Whoda thunk those oil-soaked green chickens would come home to roost?
The scramble is on.
…California also imports gasoline in amounts that have been sharply increasing since the Valero Benecia refinery went idle in February and the Phillips 66 Wilmington refinery went offline in December. The PBF Martinez refinery, taken out by a fire in February 2025, has yet to come back online. While in 2024 California imported about 10% of its gasoline, it now imports 20%.
The top California gasoline suppliers by far are South Korea, the Bahamas and India. As with oil, the shipments have continued to arrive through April, but that’s set to change.
South Korea has virtually suspended jet fuel shipments and cut back exports of gasoline and diesel. India has raised export duties on finished fuel products and is also sending out less. “We’re seeing very little on the water heading to the West Coast,” said Smith.
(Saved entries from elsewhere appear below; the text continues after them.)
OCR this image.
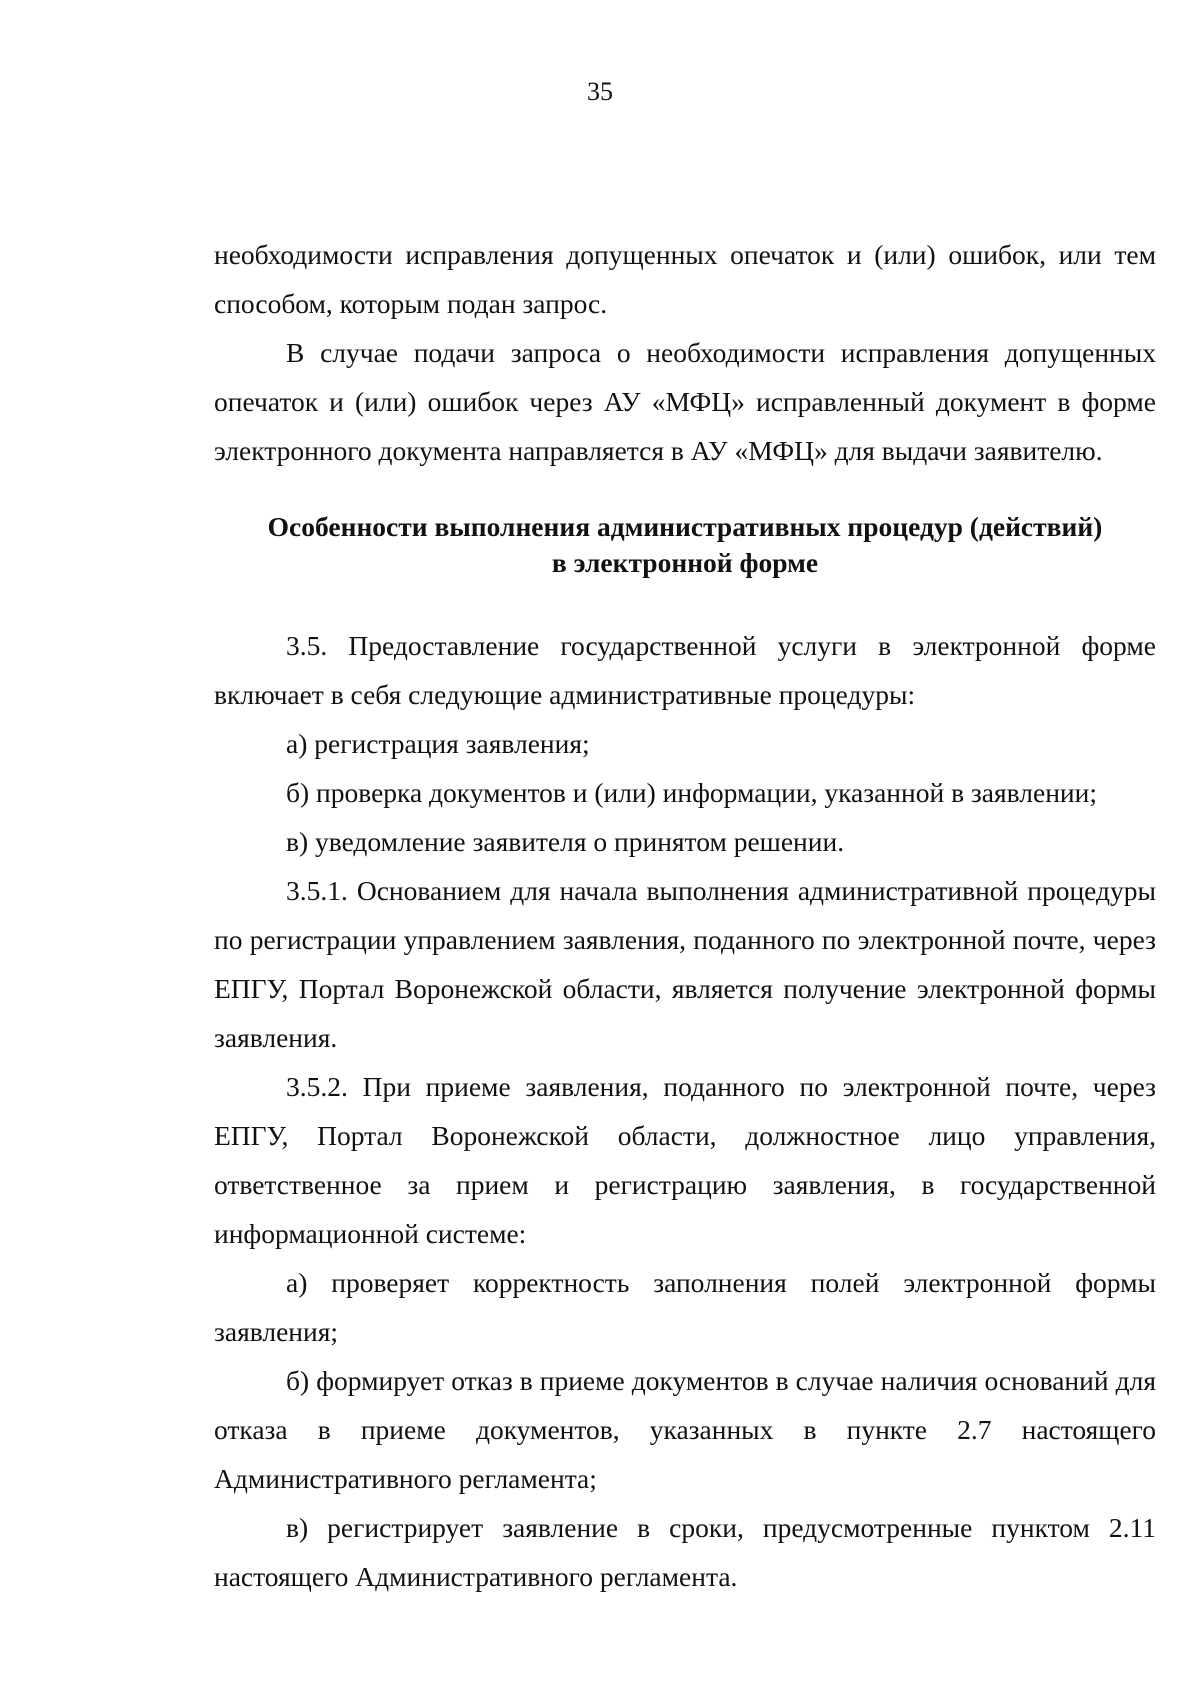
35

необходимости исправления допущенных опечаток и (или) ошибок, или тем способом, которым подан запрос.

В случае подачи запроса о необходимости исправления допущенных опечаток и (или) ошибок через АУ «МФЦ» исправленный документ в форме электронного документа направляется в АУ «МФЦ» для выдачи заявителю.

Особенности выполнения административных процедур (действий)
в электронной форме

3.5. Предоставление государственной услуги в электронной форме включает в себя следующие административные процедуры:

а) регистрация заявления;

б) проверка документов и (или) информации, указанной в заявлении;

в) уведомление заявителя о принятом решении.

3.5.1. Основанием для начала выполнения административной процедуры по регистрации управлением заявления, поданного по электронной почте, через ЕПГУ, Портал Воронежской области, является получение электронной формы заявления.

3.5.2. При приеме заявления, поданного по электронной почте, через ЕПГУ, Портал Воронежской области, должностное лицо управления, ответственное за прием и регистрацию заявления, в государственной информационной системе:

а) проверяет корректность заполнения полей электронной формы заявления;

б) формирует отказ в приеме документов в случае наличия оснований для отказа в приеме документов, указанных в пункте 2.7 настоящего Административного регламента;

в) регистрирует заявление в сроки, предусмотренные пунктом 2.11 настоящего Административного регламента.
The Bahamas, where gasoline from the U.S. Gulf Coast gets rerouted, might pick up some of the slack, but how much remains to be seen. “There’s just a big question mark about where gasoline is going to be pulling in from next,” said Smith.
Where’s it to come from, and what will it cost when it gets here?
And being cultists at heart, there’s only one lesson to learn from this impending crisis, and it’s not the one you think.
I’d call it ‘The European Solution.’
…“Even in Texas, where they obviously have a huge amount of drilling and a lot of supply, prices are going up because the sellers are selling to whoever is paying the most during a moment of restriction, and everyone’s facing restrictions all over the place,” said Gordon. “The only way to be less dependent on this global system is to reduce oil demand.”
THE CHEAPEST ENERGY IS THE ONE YOU DON’T USE
🇪🇺 Ursula von der Leyen says Europeans can save money on gas by using candles and not driving:
“The cheapest energy is the one you don’t use. Stay home, don’t drive, don’t use electricity” pic.twitter.com/dMZRBeDrvF
— HOT SPOT (@HotSpotHotSpot) April 14, 2026
Well. Right next to the one you can’t get, I guess.
The last tanker truck driver had better be on his toes. Could be spicy.